I developed the first effective lung cleaner device. It should take lung disease out of the top 10 causes of death.
www.medicalacoustics.com

It generates low frequency sound using airflow turbulence and a reed / flapping flag hybrid. It took 18 years.The FDA trials are almost done.
I'm 57.
Shrug.

Re:Well yes

[dingfelder]

Interestingly enough, many people DO learn Physics and Calculus + much more by the time they are 18. The issue though is that most are not in the US.

I went to one of the top 10 high schools in the US and many of my friends were taking advanced placement classes like advanced calculus (at UNC) but most of the students only ended up with one year of calculus, if that.

At most US high schools, the standard of educations is lower than that, and most students do not get calculus until they are in college. Most of them have a dumbed down physics (not calculus based) in high school, if they take physics at all.

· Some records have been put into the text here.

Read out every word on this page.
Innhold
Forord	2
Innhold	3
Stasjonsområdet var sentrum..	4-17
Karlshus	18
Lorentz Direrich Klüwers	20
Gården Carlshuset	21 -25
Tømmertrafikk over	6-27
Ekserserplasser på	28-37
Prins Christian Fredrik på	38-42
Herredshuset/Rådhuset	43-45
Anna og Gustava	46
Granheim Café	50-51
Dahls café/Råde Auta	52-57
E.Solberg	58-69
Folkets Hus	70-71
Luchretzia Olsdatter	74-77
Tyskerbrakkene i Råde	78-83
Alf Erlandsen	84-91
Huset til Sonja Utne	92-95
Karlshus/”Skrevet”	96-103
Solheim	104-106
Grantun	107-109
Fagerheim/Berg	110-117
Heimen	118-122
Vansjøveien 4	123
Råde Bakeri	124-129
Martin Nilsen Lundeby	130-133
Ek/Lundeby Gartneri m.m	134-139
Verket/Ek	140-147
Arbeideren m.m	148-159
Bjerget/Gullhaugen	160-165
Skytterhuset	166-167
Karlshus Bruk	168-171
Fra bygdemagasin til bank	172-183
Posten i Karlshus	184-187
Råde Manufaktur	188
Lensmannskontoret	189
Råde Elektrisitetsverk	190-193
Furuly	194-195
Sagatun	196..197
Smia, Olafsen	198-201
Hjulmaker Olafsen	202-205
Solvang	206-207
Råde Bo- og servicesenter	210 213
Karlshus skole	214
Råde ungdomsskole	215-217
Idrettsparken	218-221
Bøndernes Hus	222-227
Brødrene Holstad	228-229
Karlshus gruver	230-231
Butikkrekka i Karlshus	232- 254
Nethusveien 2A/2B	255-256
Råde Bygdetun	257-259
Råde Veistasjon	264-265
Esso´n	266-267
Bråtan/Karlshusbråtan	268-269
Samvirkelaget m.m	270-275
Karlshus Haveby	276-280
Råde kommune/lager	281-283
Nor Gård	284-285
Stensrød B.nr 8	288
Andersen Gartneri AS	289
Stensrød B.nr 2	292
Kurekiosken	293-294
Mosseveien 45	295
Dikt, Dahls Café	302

Contrast that to the education you get in other countries. My wife for example went to a normal school in New Zealand. In her school they taught a bit of algebra, geometry, trig, calculus every year, starting in 8th grade. This idea (of doing some concepts from all topics each year) is a much better plan than doing an entire year of 1 topic each year. By the time she graduated from high school for example, she had taken the equivilent of the following US college science and math courses: Advanced Calculus, Physics (with Calc), Organic Chemistry 1 & 2, Inorganic Chemistry, and Advanced Biology. When she went on to do a Zoology degree, she did not have to repeat any of those classes, since she had already completed them. Interestingly enough, when she went back to school in the US many years later (to get a Vet Degree) they made her take 30 hours of intro courses (most of those I listed for instance + freshman english) and needless to say, she got a strong A in all of them :-)

The point of all this?

You are right that kids should be able to complete their "basic" education earlier. The only part you missed is that many kids actually are, it it just the US education system that is slow.